Now, polluters like preemption because they don't want to deal with a patchwork system of different rules in different states. But many liberals/environmentalists have criticized this aspect of the climate bill because it would undermine, say, California's remarkably far-reaching law. And, in fact, government officials in California, New York, and New England are currently lobbying Congress to preserve their state-level systems. Yet, as Stavins argues, preemption really does make sense for carbon pricing:

This is because of the nature of the climate change problem. Greenhouse gases, including carbon dioxide, uniformly mix in the atmosphere – a unit of carbon dioxide emitted in California contributes just as much to the problem as carbon dioxide emitted in Tennessee. The overall magnitude of damages—and their location—are completely unaffected by the location of emissions. This means that for any individual jurisdiction, the benefits of action will inevitably be less than the costs.

If federal climate policy comes into force, the more stringent California policy will accomplish no additional reductions in greenhouse gases, but simply increase the state’s costs and subsidize other parts of the country. This is because under a nationwide cap-and-trade system, any additional emission reductions achieved in California will be offset by fewer reductions in other states.

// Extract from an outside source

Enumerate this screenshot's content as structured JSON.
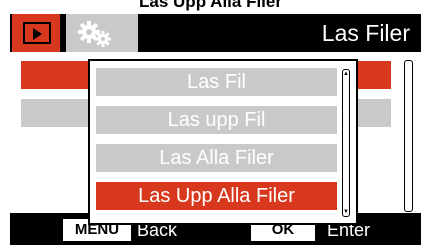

Right. If there's a federal cap-and-trade system, then it doesn't make a ton of sense to let some states set up stricter targets—all that does is allow slacker states to slack off even more, and overall pollution levels will remain the same. On the other hand, there are some areas where it makes sense to let states forge ahead of Congress. If an individual state wants to tighten its building codes, or build more renewable power over and beyond whatever the federal standard calls for, or tackle emissions not covered by the cap-and-trade program (like agriculture), then those states should be able to do so, since those things aren't really zero-sum games.